The risk is there, that’s a fact. (And if you had listened to Do Kwon’s interviews, you’d know that he’s the first one to admit this very real and significant risk. Once negative sentiment and downward pressure gets past a certain point, there is a real danger zone.) I don’t know enough to be able to quantify it, only to know that it is real and grows than longer LFG dithers on will they or will they not bail out the YR when it runs out come May.

Edit: tl;dr summary - “the only thing Anchor has to fear is fear itself.” (So it sure would be smart to minimize the potential for fear.)

I very much understand liquidity, value, and risk and also understand how price is met in markets thank you. With that said nothing you said really proves any systemic risk other than capital flight can occur which can occur with literally anything with a bad enough sentiment.

With that being said people sentiment on the entire Terra ecosystem isn’t strong enough to depeg UST, which, for all intensive purposes is all that matters, luna’s price and market cap doesnt matter, neither the UST market cap.

The system is designed to rebalance UST back to $1, that means if your buying cheap UST that’s free money, like you said people will fear out of it, into arbitreurs hands. That is just how things work, when people see something that is cheaper than it’s fair value they will buy it, when they see something that is above its fair value, they will sell it.
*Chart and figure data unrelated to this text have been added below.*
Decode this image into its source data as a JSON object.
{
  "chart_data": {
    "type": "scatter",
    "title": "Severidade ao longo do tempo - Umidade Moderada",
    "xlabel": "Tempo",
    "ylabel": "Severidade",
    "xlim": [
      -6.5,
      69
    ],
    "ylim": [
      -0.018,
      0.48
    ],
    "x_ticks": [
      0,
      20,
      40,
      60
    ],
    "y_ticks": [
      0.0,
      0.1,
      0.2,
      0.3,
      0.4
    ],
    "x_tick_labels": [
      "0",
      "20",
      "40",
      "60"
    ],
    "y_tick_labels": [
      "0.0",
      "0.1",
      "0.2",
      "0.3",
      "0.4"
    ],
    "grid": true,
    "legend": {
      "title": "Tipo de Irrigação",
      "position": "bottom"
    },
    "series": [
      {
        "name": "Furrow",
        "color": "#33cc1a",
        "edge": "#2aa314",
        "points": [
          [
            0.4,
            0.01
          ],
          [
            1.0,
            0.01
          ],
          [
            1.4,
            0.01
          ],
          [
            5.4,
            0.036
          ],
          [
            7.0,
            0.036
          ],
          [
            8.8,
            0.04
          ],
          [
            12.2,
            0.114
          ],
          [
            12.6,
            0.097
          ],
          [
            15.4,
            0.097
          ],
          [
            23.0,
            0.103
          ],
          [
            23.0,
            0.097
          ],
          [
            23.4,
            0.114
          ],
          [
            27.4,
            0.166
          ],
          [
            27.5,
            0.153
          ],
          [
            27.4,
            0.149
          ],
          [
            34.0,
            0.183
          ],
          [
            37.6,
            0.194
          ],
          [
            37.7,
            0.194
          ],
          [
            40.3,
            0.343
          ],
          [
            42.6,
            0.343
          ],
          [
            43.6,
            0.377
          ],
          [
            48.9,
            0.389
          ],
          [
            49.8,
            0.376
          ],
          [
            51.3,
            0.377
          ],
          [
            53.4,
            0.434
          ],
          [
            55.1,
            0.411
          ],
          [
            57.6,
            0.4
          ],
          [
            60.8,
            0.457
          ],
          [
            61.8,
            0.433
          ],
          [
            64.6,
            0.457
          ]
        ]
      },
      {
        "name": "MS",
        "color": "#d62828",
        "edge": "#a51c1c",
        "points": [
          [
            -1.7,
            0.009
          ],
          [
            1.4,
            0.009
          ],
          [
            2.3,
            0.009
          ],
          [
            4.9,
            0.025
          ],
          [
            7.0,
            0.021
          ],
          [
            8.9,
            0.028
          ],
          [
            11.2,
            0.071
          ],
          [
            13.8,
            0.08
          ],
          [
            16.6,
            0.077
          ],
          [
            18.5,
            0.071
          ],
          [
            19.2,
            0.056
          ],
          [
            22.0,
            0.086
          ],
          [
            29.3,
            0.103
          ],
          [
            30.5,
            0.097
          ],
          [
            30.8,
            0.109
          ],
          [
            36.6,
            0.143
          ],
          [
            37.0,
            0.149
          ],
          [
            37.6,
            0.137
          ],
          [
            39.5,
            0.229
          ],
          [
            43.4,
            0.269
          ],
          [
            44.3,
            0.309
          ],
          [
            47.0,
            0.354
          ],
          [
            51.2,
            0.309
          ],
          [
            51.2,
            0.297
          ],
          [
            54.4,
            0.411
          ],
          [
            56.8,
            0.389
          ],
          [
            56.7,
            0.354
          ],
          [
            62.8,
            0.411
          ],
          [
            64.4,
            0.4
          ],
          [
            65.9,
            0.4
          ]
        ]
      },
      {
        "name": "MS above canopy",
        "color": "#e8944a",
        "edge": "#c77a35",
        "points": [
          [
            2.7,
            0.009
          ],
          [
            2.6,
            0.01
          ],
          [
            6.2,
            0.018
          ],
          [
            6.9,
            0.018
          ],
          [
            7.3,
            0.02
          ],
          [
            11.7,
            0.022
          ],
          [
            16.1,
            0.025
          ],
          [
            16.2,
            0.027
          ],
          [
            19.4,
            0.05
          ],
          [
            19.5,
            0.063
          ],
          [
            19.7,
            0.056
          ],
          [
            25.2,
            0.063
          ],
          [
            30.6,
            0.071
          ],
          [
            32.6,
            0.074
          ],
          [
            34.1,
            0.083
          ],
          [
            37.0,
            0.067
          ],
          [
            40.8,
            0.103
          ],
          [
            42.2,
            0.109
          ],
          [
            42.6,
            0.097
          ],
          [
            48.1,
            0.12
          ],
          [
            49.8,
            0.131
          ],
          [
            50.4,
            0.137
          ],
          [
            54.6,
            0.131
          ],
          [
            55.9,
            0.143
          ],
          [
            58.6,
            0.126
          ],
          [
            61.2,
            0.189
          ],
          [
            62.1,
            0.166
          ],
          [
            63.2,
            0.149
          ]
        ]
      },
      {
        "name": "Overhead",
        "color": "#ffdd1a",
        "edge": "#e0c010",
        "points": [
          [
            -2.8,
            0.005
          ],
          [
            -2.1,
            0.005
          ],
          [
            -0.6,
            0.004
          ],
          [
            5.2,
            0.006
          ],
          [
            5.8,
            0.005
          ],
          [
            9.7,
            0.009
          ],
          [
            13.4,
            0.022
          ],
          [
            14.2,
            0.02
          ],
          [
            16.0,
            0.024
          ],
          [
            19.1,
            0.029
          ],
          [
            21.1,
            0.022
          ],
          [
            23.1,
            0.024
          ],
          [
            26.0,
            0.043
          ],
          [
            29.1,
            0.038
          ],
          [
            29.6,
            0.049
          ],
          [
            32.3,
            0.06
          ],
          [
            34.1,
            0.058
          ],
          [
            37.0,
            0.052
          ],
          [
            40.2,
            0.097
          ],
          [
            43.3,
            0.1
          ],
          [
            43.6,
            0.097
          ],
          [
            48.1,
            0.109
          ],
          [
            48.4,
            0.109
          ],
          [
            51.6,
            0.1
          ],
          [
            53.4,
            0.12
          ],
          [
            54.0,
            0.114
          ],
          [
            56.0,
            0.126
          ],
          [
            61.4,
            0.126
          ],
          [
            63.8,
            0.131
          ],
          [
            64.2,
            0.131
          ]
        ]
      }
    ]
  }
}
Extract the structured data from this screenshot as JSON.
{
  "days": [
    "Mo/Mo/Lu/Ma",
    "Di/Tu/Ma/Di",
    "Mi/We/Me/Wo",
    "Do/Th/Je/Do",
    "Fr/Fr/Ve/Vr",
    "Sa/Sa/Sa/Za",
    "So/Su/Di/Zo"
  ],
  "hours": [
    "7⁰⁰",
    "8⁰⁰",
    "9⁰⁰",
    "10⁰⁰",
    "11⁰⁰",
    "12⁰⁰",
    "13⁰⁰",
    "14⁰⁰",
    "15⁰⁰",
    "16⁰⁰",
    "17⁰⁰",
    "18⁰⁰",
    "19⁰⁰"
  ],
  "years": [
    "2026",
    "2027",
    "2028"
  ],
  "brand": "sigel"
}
We’ve already seen a cataclysmic event with last may’s sell off and seen the peg restore and strengthen, this was also at a time when achor was much smaller and more vulnerable. An Anchor runoff would do what really? cause people to swap into FRAX? and the LP’s will hold all that UST and not really care since it’s providing good swap yield and still always going to be worth a dollar. Luna pools, bluna pools, and ust pools had far smaller depth back then too and UST didnt die. Hell there was 100x MORE fear that luna and anchor were not going to make it back then than now or could be in the future given present stake.

The only real threat is a runoff from bitcoin, thats where bitcoin is worth 3k or less, not even 10k or 20k. So yeah if you want to say the term ‘fud’ isnt the right word sure but what your worried about is no different than being worried that bitcoin is going to hit 20k, or 10k, or 3k, the rest of the market doesnt care. Do you get what I’m saying?

Basing policy decisions on anchor around “oh what if everyone runs off and it destablizes the whole terra ecosystem” also seems to be in conjunction that “if ust cannot hold 20% interest rate its worthless”. It’s a completely silly and useless arguement and a sentiment shared by retail who gets it wrong and loses money all the time.

I generally agree with you. I just think that we need to keep the size of Anchor - well over $10B worth - in mind. A bigger size leads to deeper impact. (A year ago it was of inconsequential size. Now it is definitely consequential.) Just like in banking there’s “too big to fail,” so is the case in DeFi. All that I’ve been saying is that if the rate is going to drop to single digits (there’ll be no more bailouts), it should be managed and let down gently, not be let to simply fall off a cliff, which is like begging for fear-driven and (hopefully) false predictions of apocalypse and doom, as the majority of depositors will be shocked by the sudden drop, and the business models and messaging of the various apps built on anchor will be severely disrupted.